VFIO v2 design plan

Tue Aug 30 13:04:39 EST 2011

On Fri, Aug 26, 2011 at 11:05:23AM -0600, Alex Williamson wrote:
> 
> I don't think too much has changed since the previous email went out,
> but it seems like a good idea to post a summary in case there were
> suggestions or objections that I missed.
> 
> VFIO v2 will rely on the platform iommu driver reporting grouping
> information.  Again, a group is a set of devices for which the iommu
> cannot differentiate transactions.  An example would be a set of devices
> behind a PCI-to-PCI bridge.  All transactions appear to be from the
> bridge itself rather than devices behind the bridge.  Platforms are free
> to have whatever constraints they need to for what constitutes a group.
> 
> I posted a rough draft of patch to implement that for the base iommu
> driver and VT-d, adding an iommu_device_group callback on iommu ops.
> The iommu base driver also populates an iommu_group sysfs file for each
> device that's part of a group.  Members of the same group return the
> same value via either the sysfs or iommu_device_group.  The value
> returned is arbitrary, should not be assumed to be persistent across
> boots, and is left to the iommu driver to generate.  There are some
> implementation details around how to do this without favoring one bus
> over another, but the interface should be bus/device type agnostic in
> the end.
> 
> When the vfio module is loaded, character devices will be created for
> each group in /dev/vfio/$GROUP.  Setting file permissions on these files
> should be sufficient for providing a user with complete access to the
> group.  Opening this device file provides what we'll call the "group
> fd".  The group fd is restricted to only work with a single mm context.
> Concurrent opens will be denied if the opening process mm does not
> match.  The group fd will provide interfaces for enumerating the devices
> in the group, returning a file descriptor for each device in the group
> (the "device fd"), binding groups together, and returning a file
> descriptor for iommu operations (the "iommu fd").
> 
> A group is "viable" when all member devices of the group are bound to
> the vfio driver.  Until that point, the group fd only allows enumeration
> interfaces (ie. listing of group devices).  I'm currently thinking
> enumeration will be done by a simple read() on the device file returning
> a list of dev_name()s.

Ok.  Are you envisaging this interface as a virtual file, or as a
stream?  That is, can you seek around the list of devices like a
regular file - in which case, what are the precise semantics when the
list is changed by a bind - or is there no meaningful notion of file
pointer and read() just gives you the next device - in which case how
to you rewind to enumerate the group again.

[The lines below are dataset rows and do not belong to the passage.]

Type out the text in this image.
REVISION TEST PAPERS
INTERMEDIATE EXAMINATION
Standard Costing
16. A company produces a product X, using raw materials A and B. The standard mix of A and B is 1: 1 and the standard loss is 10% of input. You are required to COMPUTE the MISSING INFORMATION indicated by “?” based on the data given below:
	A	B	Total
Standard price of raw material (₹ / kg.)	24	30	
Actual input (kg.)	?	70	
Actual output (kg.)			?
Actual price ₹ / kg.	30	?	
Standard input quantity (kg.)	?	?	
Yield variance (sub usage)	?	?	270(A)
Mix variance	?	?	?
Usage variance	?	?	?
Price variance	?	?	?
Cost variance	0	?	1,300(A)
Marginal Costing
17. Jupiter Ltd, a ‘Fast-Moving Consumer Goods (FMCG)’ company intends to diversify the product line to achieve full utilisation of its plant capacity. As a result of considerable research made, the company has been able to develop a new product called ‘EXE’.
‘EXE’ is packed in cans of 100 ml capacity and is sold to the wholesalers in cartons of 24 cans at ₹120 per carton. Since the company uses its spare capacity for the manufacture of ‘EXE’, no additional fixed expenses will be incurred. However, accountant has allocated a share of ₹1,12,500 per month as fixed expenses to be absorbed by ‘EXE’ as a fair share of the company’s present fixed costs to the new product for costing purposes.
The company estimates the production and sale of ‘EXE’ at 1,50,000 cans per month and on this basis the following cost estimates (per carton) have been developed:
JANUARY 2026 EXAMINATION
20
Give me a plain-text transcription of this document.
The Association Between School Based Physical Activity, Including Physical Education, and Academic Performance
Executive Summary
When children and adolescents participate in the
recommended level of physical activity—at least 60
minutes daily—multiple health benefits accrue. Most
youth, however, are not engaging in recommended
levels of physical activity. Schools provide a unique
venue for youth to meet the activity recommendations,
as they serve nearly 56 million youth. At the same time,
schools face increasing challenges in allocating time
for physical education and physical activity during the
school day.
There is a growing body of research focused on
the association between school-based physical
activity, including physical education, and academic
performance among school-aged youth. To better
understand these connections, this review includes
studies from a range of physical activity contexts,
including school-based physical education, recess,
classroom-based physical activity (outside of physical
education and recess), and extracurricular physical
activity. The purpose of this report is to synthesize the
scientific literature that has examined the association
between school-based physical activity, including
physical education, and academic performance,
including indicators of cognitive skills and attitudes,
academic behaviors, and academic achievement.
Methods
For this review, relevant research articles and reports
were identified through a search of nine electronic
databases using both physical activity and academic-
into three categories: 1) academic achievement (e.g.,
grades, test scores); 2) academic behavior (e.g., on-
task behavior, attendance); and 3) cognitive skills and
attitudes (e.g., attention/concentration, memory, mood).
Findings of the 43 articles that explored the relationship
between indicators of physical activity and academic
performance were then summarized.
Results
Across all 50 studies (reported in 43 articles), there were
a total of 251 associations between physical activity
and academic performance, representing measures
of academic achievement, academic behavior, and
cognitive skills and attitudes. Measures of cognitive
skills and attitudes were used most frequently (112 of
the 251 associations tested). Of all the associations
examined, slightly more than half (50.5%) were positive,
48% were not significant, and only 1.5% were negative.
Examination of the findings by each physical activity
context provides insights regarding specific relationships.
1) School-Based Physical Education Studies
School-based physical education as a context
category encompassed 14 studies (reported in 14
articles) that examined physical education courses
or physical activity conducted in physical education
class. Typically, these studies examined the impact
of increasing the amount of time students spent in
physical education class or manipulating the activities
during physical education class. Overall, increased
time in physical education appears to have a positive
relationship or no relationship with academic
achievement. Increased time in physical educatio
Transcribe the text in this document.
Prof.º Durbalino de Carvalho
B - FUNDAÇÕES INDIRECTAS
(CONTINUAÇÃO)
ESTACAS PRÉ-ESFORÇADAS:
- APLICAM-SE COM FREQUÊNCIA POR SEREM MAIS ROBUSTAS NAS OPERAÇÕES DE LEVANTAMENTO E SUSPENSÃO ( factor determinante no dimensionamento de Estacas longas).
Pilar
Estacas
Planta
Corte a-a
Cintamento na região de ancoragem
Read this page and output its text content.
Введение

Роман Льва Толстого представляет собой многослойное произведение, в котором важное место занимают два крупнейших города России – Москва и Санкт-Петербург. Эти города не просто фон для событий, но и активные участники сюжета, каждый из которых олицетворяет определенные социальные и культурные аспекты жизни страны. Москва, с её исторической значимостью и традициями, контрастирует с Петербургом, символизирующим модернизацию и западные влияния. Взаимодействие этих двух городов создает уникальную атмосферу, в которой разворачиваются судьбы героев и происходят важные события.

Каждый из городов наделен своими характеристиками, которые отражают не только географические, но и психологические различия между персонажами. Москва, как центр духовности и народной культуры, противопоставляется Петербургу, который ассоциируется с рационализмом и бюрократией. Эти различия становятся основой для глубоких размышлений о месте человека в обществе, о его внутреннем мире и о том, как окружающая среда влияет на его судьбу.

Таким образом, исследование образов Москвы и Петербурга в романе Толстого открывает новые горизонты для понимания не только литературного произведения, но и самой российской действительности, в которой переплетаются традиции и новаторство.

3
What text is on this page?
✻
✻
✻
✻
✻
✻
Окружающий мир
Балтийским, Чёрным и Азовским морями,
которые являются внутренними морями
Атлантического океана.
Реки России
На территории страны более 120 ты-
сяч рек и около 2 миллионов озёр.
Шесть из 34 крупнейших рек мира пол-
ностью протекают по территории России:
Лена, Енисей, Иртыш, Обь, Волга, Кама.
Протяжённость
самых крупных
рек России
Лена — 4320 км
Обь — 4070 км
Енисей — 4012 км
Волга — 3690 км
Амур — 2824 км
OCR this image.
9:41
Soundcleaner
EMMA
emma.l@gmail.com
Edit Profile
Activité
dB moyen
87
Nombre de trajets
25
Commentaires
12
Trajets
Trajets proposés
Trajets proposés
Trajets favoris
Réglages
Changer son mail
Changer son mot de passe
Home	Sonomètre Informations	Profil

>  Once the group is viable, the user may bind the
> group to another group, retrieve the iommu fd, or retrieve device fds.
> Internally, each of these operations will result in an iommu domain
> being allocated and all of the devices attached to the domain.
> 
> The purpose of binding groups is to share the iommu domain.  Groups
> making use of incompatible iommu domains will fail to bind.  Groups
> making use of different mm's will fail to bind.  The vfio driver may
> reject some binding based on domain capabilities, but final veto power
> is left to the iommu driver[1].  If a user makes use of a group
> independently and later wishes to bind it to another group, all the
> device fds and the iommu fd must first be closed.  This prevents using a
> stale iommu fd or accessing devices while the iommu is being switched.
> Operations on any group fds of a merged group are performed globally on
> the group (ie. enumerating the devices lists all devices in the merged
> group, retrieving the iommu fd from any group fd results in the same fd,
> device fds from any group can be retrieved from any group fd[2]).
> Groups can be merged and unmerged dynamically.  Unmerging a group
> requires the device fds for the outgoing group are closed.  The iommu fd
> will remain persistent for the remaining merged group.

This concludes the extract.